Potassium sulfide is an inorganic compound with the formula K_{2}S. The colourless solid is rarely encountered, because it reacts readily with water, a reaction that produces potassium hydrosulfide (KSH) and potassium hydroxide (KOH). Most commonly, the term potassium sulfide refers loosely to this mixture, not the anhydrous solid.

==Structure==
It adopts an antifluorite structure, which means that the small K^{+} ions occupy the tetrahedral (F^{−}) sites in fluorite, and the larger S^{2−} centers occupy the eight-coordinate sites. Li_{2}S, Na_{2}S, and Rb_{2}S crystallize similarly.

==Synthesis and reactions==
It can be produced by heating K_{2}SO_{4} with carbon (coke):
K_{2}SO_{4} + 4 C → K_{2}S + 4 CO
In the laboratory, pure K_{2}S may be prepared by the reaction of potassium and sulfur in anhydrous ammonia.

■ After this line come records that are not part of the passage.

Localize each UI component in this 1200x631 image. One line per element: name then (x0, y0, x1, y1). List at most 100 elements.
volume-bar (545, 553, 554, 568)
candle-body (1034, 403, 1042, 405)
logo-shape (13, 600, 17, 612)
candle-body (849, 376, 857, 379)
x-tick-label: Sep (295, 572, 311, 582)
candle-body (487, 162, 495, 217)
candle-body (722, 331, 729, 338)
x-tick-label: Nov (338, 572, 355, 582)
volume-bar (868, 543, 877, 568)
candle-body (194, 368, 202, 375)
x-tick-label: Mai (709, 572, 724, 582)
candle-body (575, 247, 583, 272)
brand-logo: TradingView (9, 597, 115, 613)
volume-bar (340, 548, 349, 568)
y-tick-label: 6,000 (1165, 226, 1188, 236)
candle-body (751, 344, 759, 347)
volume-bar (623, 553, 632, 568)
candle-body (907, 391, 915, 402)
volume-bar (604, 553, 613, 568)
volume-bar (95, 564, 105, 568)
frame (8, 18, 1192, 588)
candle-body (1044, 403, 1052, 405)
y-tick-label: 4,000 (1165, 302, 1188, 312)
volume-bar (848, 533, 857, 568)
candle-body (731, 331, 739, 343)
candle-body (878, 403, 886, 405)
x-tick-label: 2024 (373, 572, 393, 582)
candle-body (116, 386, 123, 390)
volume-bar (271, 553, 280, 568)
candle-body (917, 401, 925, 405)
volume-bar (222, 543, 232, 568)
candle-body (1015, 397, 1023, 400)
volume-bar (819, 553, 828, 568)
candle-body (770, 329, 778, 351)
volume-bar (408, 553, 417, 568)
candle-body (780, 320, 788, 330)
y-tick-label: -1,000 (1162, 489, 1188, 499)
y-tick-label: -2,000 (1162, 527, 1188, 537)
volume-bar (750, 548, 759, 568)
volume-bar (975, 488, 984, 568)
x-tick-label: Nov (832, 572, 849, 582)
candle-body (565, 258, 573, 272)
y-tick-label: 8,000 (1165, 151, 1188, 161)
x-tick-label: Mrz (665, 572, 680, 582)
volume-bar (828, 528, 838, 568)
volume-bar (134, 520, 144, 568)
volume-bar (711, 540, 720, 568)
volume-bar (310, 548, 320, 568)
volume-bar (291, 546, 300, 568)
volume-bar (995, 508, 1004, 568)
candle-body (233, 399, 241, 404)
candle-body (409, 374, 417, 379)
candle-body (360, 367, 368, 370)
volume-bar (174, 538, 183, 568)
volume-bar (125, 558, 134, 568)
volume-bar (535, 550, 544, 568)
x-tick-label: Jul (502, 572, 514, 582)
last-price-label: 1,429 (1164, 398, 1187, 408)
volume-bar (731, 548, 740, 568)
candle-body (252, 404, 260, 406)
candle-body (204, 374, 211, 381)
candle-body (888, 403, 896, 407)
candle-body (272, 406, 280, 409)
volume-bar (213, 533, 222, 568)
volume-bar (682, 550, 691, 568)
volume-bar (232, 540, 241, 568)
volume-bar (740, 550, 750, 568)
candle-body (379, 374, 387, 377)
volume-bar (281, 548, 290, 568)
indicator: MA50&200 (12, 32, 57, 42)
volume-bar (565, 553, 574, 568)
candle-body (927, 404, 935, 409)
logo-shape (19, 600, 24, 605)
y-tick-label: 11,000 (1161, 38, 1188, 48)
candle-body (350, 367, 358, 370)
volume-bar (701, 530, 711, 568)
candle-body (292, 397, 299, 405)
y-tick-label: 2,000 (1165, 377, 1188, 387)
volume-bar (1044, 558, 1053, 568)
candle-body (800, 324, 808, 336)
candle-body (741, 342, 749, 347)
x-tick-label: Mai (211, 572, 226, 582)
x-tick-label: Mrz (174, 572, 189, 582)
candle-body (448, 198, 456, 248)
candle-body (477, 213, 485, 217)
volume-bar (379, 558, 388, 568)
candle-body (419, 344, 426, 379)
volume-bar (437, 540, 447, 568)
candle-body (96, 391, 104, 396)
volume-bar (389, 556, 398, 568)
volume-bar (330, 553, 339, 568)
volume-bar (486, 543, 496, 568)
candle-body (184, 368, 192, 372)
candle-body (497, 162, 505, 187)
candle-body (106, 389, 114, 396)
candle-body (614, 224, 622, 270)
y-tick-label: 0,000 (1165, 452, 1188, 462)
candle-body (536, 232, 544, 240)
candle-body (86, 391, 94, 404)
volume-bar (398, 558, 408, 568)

Sulfide is highly basic, so K_{2}S completely and irreversibly hydrolyzes in water according to the following equation:
K_{2}S + H_{2}O → KOH + KSH

For many purposes, this reaction is inconsequential since the mixture of SH^{−} and OH^{−} behaves as a source of S^{2−}. Other alkali metal sulfides behave similarly.

Potassium polysulfides can be synthesized by reaction of K and S in different ratios:
2 K + 3 S → K_{2}S_{3}

==Use in fireworks==
Potassium sulfides are formed when black powder is burned and are important intermediates in many pyrotechnic effects, such as senko hanabi and some glitter formulations.